When Hurley was hauled before a court in February, 1985 and threatened with jail for publishing “untrue facts” in relation to action by police (p. 211), Mandela wrote from his prison: “Archbishop Hurley is often in my thoughts, especially now. I would like him to know that” (p. 223).
In 1994, Mandela was inaugurated as the first democratically elected president of South Africa. Hurley was a special guest. Kearney writes “He regarded it as the second great highlight of his life, after Vatican II. In a letter to his friend Petal O’Hara, he described the occasion:
The function of the Inauguration was magnificently performed, every person doing his or her part perfectly . . . The mood of the crowd rose to a joyous fever pitch. The final act was the firing of a twenty-one-gun salute and a flyover in tight formation of several SAAF squadrons, the last one consisting of six planes that left trails in the many colours of the South African flag. The crowd was ecstatic. ‘Our air force’, shouted the African citizens . . . Lunch followed, very well organized—plenty of food and drink, easy access to supplies and to tables.
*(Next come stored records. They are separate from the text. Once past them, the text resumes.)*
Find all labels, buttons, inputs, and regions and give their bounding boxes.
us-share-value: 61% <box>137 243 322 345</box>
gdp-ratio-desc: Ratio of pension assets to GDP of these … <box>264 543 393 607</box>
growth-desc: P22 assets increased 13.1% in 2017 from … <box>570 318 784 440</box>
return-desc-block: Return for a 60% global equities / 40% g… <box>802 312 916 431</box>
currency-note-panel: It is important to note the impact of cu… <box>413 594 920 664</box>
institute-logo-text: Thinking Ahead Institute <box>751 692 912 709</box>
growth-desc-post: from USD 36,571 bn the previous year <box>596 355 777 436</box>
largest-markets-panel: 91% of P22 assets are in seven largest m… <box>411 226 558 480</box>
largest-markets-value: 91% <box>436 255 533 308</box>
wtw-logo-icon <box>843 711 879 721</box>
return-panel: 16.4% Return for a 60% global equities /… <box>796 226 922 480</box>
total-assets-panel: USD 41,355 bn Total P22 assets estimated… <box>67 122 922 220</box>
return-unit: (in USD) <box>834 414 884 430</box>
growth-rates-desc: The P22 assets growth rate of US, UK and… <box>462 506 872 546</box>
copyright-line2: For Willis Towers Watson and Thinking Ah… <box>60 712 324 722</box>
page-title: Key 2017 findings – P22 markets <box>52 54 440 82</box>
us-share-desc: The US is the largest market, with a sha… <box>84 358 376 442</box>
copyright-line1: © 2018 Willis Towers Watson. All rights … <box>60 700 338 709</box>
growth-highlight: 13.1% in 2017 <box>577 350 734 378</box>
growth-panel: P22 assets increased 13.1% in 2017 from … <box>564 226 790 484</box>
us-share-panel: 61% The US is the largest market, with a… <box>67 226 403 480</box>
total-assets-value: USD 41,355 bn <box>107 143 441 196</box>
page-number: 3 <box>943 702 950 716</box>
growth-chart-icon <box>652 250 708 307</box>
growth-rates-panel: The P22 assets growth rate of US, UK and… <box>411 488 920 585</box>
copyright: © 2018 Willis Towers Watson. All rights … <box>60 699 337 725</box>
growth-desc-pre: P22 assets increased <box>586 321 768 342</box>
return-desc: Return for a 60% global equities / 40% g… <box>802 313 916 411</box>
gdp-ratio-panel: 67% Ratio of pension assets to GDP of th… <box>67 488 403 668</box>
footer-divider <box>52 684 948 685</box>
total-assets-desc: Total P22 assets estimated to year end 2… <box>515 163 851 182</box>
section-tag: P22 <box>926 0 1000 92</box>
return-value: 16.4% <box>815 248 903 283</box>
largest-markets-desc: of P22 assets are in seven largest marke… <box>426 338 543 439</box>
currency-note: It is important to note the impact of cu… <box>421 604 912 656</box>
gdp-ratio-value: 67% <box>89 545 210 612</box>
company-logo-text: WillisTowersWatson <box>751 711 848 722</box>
And by 3:00 p.m. we were climbing onto buses and heading for the airport full of the joy of having participated in perhaps the greatest day in the history of South Africa.
When Brother Jude Pieterse saw Hurley after the inauguration, he noticed ‘an excitement I had never really associated with him before . . . He was almost . . .bubbling over, you know. Normally he kept his emotions pretty well under control, but [that day] there was a real joy in his whole approach’. “(p. 306).
In 1999, President Mandela conferred on Hurley the Order of Meritorious Service (Class 1) (p. 309). When Hurley died on Feb. 13, 2005, Dominican Sister Marie-Henry Keane, who as a young nun had benefited from his special attention in explaining Vatican II to women religious, called him “the Nelson Mandela of the Church” (p. 325).
Now they are together, rejoicing at the continued growth of justice, truth and opportunity in South Africa.